A first-year vulnerability researcher inflates severity because they don’t know better. It is the job of the expert to help them gain the intelligence necessary to become wise.
Anthropic inflated severity without any apparent reason other than their business model depends on it. That seems worse than just being new or bad at security, because they do know better.
Their own system card proves they had staff who knew that the 72.4% collapses to 4.4%. They published both numbers. They pushed the wrong one into the headlines, into the velvet rope promotional events, and the real one got dropped along the way somehow.
I’m not a lawyer, but cartel is easily the word that comes to mind for me.
Glasswing is sharing more than technical threat information.
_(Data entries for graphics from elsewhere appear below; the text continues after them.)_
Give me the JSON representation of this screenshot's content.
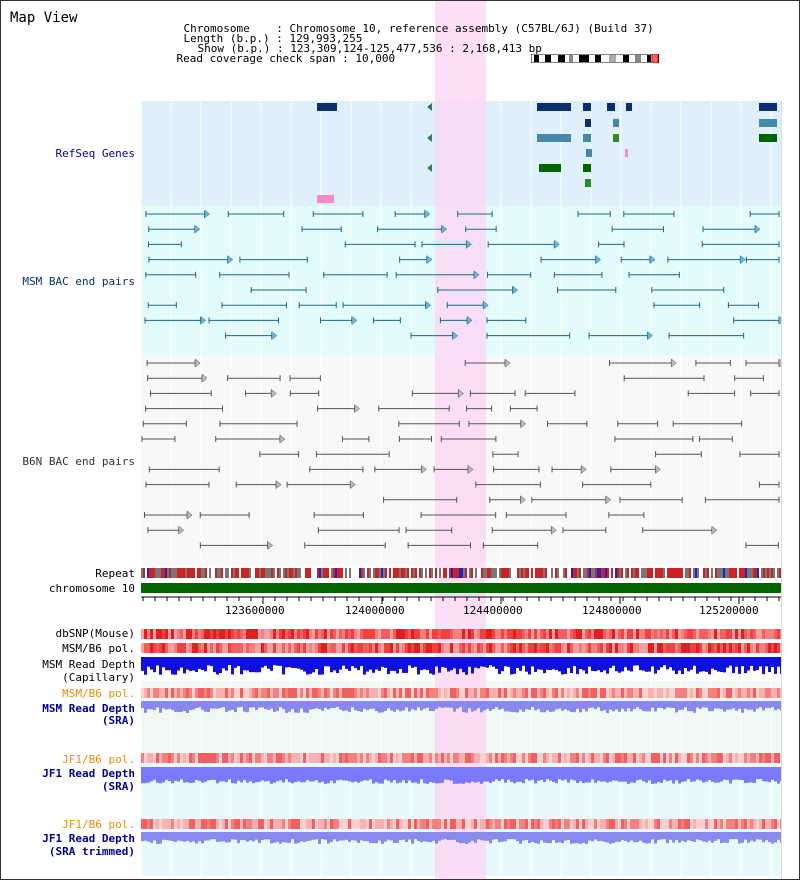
{
  "page": {
    "title": "Map View"
  },
  "header": {
    "chromosome_label": "Chromosome",
    "chromosome_value": "Chromosome 10, reference assembly (C57BL/6J) (Build 37)",
    "length_label": "Length (b.p.)",
    "length_value": "129,993,255",
    "show_label": "Show (b.p.)",
    "show_value": "123,309,124-125,477,536 : 2,168,413 bp",
    "span_label": "Read coverage check span",
    "span_value": "10,000"
  },
  "tracks": {
    "refseq": "RefSeq Genes",
    "msm_bac": "MSM BAC end pairs",
    "b6n_bac": "B6N BAC end pairs",
    "repeat": "Repeat",
    "chromosome": "chromosome 10",
    "dbsnp": "dbSNP(Mouse)",
    "msm_b6_pol_1": "MSM/B6 pol.",
    "msm_read_depth_cap_1": "MSM Read Depth",
    "msm_read_depth_cap_2": "(Capillary)",
    "msm_b6_pol_2": "MSM/B6 pol.",
    "msm_read_depth_sra_1": "MSM Read Depth",
    "msm_read_depth_sra_2": "(SRA)",
    "jf1_b6_pol_1": "JF1/B6 pol.",
    "jf1_read_depth_sra_1": "JF1 Read Depth",
    "jf1_read_depth_sra_2": "(SRA)",
    "jf1_b6_pol_2": "JF1/B6 pol.",
    "jf1_read_depth_trim_1": "JF1 Read Depth",
    "jf1_read_depth_trim_2": "(SRA trimmed)"
  },
  "ruler": {
    "ticks": [
      "123600000",
      "124000000",
      "124400000",
      "124800000",
      "125200000"
    ]
  },
  "colors": {
    "refseq_bg": "#dff0fa",
    "msm_bg": "#e3fbfb",
    "b6n_bg": "#f8f8f8",
    "highlight": "#fbd8f4",
    "chromosome": "#006600",
    "msm_label": "#003366",
    "refseq_label": "#000099",
    "orange_label": "#e89000",
    "blue_label": "#000099",
    "depth_dark": "#0000ee",
    "depth_light": "#8888ff"
  }
}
The partners get early access to a commercial capability withheld from competitors outside the consortium. A company on the Glasswing list gets to scan its own products and its competitors’ products before the rest of the market can. Apple, Google, Microsoft, and Amazon are on the same list. They compete in operating systems, cloud, browsers, and AI. Knowing which of your competitors’ products has unpatched vulnerabilities, before anyone else does, is textbook competitively sensitive information. Strike one.
As much as I’m a huge information sharing guy, I recognize that information exchange alone, even through an intermediary, can constitute concerted action under Section 1 of the Sherman Act. The DOJ argued exactly this in their 2024 Statement of Interest in the Pork Antitrust litigation: exchanges facilitated by intermediaries can have the same anticompetitive effect as direct exchanges among competitors. Anthropic is the intermediary. The partners are competitors. Strike two.
The $100 million in credits creates a financial relationship between the intermediary and the participants that goes beyond information sharing. Anthropic is subsidizing competitors’ use of its product in exchange for validation and participation in a disclosure regime that only Anthropic controls. That is a vendor-mediated exchange where the vendor has commercial interests in the outcome. Strike three.
Yer’outta here.
Selective access to a withheld capability, vendor-funded participation, incumbents shaping disclosure timelines on their own products, and a partner list drawn entirely from the largest companies in the affected industry. That is coordinated market control. The word cartel is for exactly this. The fact that Anthropic framed it as safety does not change the meaning of the word cartel, it reveals why they think they found a loophole.